Do you prepare your sets that way?

I never plan anything out. Whatever I pack for a gig, it’s always in terms of what vibe I want to go for. If I know it’s gonna be a crazy party I’ll just pack all my high-energy records – high-energy in terms of high-energy Techno, or high-energy Caribbean music, or high-energy Disco – and just make them work together on the spot for a bit of fun.

Does that eclecticism seep into your production at all?

It’s funny because my agent has this thing with me where he says: “you write one style and you play completely differently, and you need to start making music that makes sense in your sets.” But I don’t know. When it comes to production I’d be listening to a really dreamy atmospheric album and think to myself, “Ah I really want to write that.” And then I’ll try to write all these songs, but I’ll never play them. There was a long time where I didn’t play any of the songs that I made, and it was only in the last year or two that I started playing my own songs out.

Really, because I can definitely hear a song like Rap Beef working in your sets.

I think I’m gonna make a longer version of that. That and “The More You Like”, I want to make longer versions of so people could play it more. For the album, I was going for making 3-minute songs, album songs.

Wow, a couple of longer versions would sound great.

Yeah, maybe just a little off the cuff white label.

Besides that are you working on any new music?

I’m writing what will be my next record at the moment. It’s kind of weird, there’s some jungle in there. And I’ve been working on my label that I run with Fantastic Man a lot. He’s got the next release coming out which is really cool, and then we also did a release on our label by a guy called Luis CL. He’s done a follow-up EP that’s really good. And I’m also trying to write that atmospheric ambient album, which is coming together really slowly.

I find there’s quite a lot of ambient stuff coming out recently and in the near future. Is there something to that do you think?

There’s definitely a thing there. There’s that label I mentioned, innovative communications that’s also a bit like library music as well; two-minute songs that are just dudes sitting jamming out on pads, with little sound effects. I’ve been doing a bit of that as well. On my last EP, the first song, Kalamari Desert is library record inspired.

You’ve mentioned Superconscious earlier. How is it going with the label?

The good the thing about it is that it’s cemented itself already. It’s always daunting because you hope it goes the direction you want it to go. I hope people are into it. We’ve had five releases, as Superconscious and we’ve done little edits as Suco, which have all done really well. We had a bit of a slow start, but it’s fun. I don’t have a job, I just do music fulltime so it’s nice to be able to get around the artwork and things, because I used to do art when I was younger, but didn’t have a reason to do it anymore as I got older. Now, Mic and me are really getting into the artwork and having a lot of fun with it. Making a product is really nice and we’re bouncing off each other really well. I’ll send him some crappy Photoshop art and he’ll make it look professional. He’s more grounded and I’m more loose, and when I hear a song I was want to release it, and he’ll just sit on it for a week, and then I’ll be “yeah you’re right, actually it’s not that good.” It’s a nice professional relationship.

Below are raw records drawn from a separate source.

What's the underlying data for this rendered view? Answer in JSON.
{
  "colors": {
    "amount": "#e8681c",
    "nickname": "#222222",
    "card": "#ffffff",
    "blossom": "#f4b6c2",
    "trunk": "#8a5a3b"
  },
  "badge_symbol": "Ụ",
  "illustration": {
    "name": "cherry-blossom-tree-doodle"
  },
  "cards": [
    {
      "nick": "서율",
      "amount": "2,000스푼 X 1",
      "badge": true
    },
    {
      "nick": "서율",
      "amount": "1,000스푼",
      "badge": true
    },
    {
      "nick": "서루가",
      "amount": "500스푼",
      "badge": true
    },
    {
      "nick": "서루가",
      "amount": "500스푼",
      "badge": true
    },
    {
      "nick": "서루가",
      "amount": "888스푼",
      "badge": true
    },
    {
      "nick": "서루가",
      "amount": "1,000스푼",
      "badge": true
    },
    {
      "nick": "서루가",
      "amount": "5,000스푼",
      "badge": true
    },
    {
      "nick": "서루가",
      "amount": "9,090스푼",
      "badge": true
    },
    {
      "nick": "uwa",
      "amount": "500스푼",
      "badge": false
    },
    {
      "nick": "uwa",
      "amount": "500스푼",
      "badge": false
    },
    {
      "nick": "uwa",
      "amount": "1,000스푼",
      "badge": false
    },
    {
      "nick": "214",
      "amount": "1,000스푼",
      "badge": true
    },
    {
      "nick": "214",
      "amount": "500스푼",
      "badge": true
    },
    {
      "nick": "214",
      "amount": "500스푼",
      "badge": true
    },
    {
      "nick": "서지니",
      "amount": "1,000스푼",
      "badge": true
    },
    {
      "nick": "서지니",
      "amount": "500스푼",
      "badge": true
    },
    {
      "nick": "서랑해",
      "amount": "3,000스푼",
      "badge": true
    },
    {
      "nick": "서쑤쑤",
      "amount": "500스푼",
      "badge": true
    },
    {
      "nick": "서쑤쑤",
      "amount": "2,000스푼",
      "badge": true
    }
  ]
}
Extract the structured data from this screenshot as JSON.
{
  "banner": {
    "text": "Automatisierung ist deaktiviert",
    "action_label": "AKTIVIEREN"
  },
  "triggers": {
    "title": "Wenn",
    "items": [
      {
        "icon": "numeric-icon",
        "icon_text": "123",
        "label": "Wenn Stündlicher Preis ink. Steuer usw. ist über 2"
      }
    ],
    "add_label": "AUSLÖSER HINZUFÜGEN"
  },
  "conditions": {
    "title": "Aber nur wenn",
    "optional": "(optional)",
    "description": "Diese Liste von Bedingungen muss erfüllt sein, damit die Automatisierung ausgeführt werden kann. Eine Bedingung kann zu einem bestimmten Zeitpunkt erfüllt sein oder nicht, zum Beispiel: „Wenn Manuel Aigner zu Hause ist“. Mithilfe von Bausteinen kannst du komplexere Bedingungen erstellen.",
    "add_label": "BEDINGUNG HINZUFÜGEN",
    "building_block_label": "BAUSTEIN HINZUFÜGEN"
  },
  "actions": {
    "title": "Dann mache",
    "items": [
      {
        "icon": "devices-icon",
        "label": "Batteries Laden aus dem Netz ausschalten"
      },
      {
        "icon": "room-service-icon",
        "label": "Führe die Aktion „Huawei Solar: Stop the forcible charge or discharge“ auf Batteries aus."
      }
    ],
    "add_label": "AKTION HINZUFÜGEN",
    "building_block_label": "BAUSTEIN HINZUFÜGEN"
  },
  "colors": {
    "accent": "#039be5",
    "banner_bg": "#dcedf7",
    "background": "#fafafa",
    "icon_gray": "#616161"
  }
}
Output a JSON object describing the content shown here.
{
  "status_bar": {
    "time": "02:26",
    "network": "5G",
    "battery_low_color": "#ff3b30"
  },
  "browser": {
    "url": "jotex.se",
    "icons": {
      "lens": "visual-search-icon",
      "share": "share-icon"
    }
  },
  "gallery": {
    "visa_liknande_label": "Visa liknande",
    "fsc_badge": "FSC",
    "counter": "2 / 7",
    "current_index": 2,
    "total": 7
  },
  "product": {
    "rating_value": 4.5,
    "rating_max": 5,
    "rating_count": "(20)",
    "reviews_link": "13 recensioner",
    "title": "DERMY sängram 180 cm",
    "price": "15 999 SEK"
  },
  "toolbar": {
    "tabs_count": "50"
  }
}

Talking about professional relationships, you’ll be playing back to back with Øyvind when you get here.

I’m really excited about that because Øyvind is such a dude. I met him when I played last with Leon Vynehall, and we just got chatting after the gig. And then he came to London and we hung out. I’m really excited, because I love the music he makes and he’s a pretty solid DJ as well.

Do you approach your set any differently since you are doing a back to back?

If I didn’t know Øyvind, I’d be a bit more hesitant, but I know what his vibe is. He’s gonna teach me some stuff and maybe I’ll teach him some stuff. He’s got a lot of knowledge and he knows his shit, so he’ll be fun to play back to back with.

And are there any new records you’re looking forward to bringing to Jæger with you?

I got the new, Hunee remixes. I played the Mick Wills one and it’s pretty wild and pretty dark. I don’t know if I’ll be able to play it at Jæger…maybe.